Amazon SageMaker の Amazon Kinesis Video Streams Inference Template (KIT) の発売を発表できることを嬉しく思っています。この機能により、顧客はほんの数分で Amazon SageMaker エンドポイントに Kinesis Video streams をアタッチすることが可能です。これにより、他のライブラリを使用したり、カスタムソフトウェアを作成してサービスを統合することなく、リアルタイムの推論が可能になります。KIT は、Docker コンテナとしてパッケージ化された Kinesis Video Client Library ソフトウェアと、すべての必要な AWS リソースのデプロイを自動化する AWS CloudFormation テンプレートとで構成されています。 Amazon Kinesis Video Streams を使用すると、アナリティクス、機械学習 (ML) 、再生、その他の処理のために、接続したデバイスからオーディオ、ビデオ、関連メタデータを AWS に確実にストリームすることができます。Amazon SageMaker は、開発者やデータサイエンティストが ML モデルを迅速かつ容易に構築、トレーニング、および展開するための管理プラットフォームです。

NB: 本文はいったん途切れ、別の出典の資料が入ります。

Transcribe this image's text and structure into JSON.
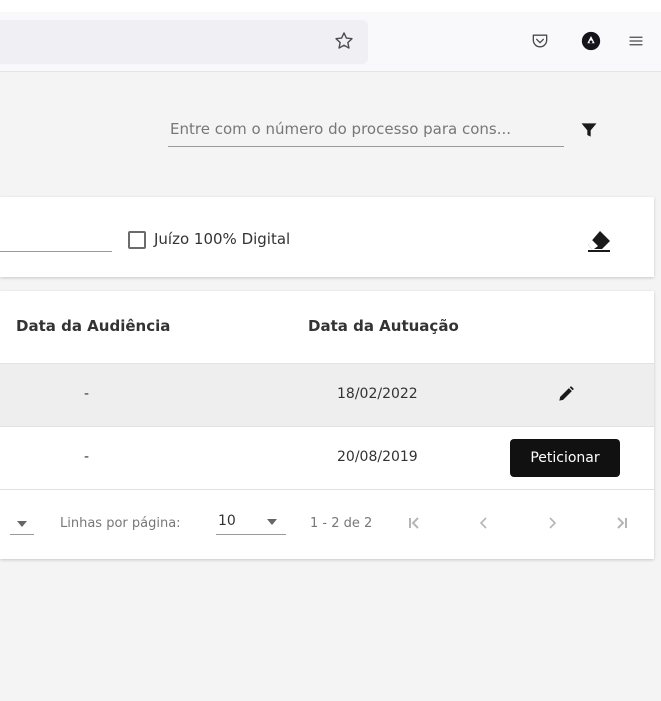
{
  "browser": {
    "icons": {
      "star": "star-icon",
      "pocket": "pocket-icon",
      "account": "account-icon",
      "menu": "menu-icon"
    }
  },
  "search": {
    "placeholder": "Entre com o número do processo para cons...",
    "value": ""
  },
  "filters": {
    "digital_checkbox_label": "Juízo 100% Digital",
    "digital_checked": false
  },
  "table": {
    "columns": [
      "Data da Audiência",
      "Data da Autuação"
    ],
    "rows": [
      {
        "audiencia": "-",
        "autuacao": "18/02/2022"
      },
      {
        "audiencia": "-",
        "autuacao": "20/08/2019"
      }
    ],
    "tooltip": "Peticionar"
  },
  "paginator": {
    "rows_label": "Linhas por página:",
    "rows_per_page": "10",
    "range": "1 - 2 de 2"
  },
  "colors": {
    "page_bg": "#f4f4f5",
    "card_bg": "#ffffff",
    "row_highlight": "#eeeeee",
    "tooltip_bg": "#111111",
    "icon_dark": "#222222",
    "muted_text": "#777777"
  }
}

ホームセキュリティカメラ、エンタープライズ IP カメラ、トラフィックカメラ、AWS DeepLens 、携帯電話などのソースからオーディオおよびビデオフィードを Kinesis Video Streams へと取り込みます。スマートホームのざまな業界からスマートシティへ、インテリジェント製造から小売業に渡るさまざまな業界のデベロッパーとデータサイエンティストが、AWS クラウドでこれらの動画フィードを分析するために、独自の 機械学習アルゴリズムを導入したいと考えています。これらの顧客が Kinesis Video Streams を Amazon SageMaker エンドポイントに確実に接続することで、操作上のオーバーヘッドを最小限に抑えた ML 駆動型ビデオ分析パイプラインをスケーラブルでリアルタイムに構築できます。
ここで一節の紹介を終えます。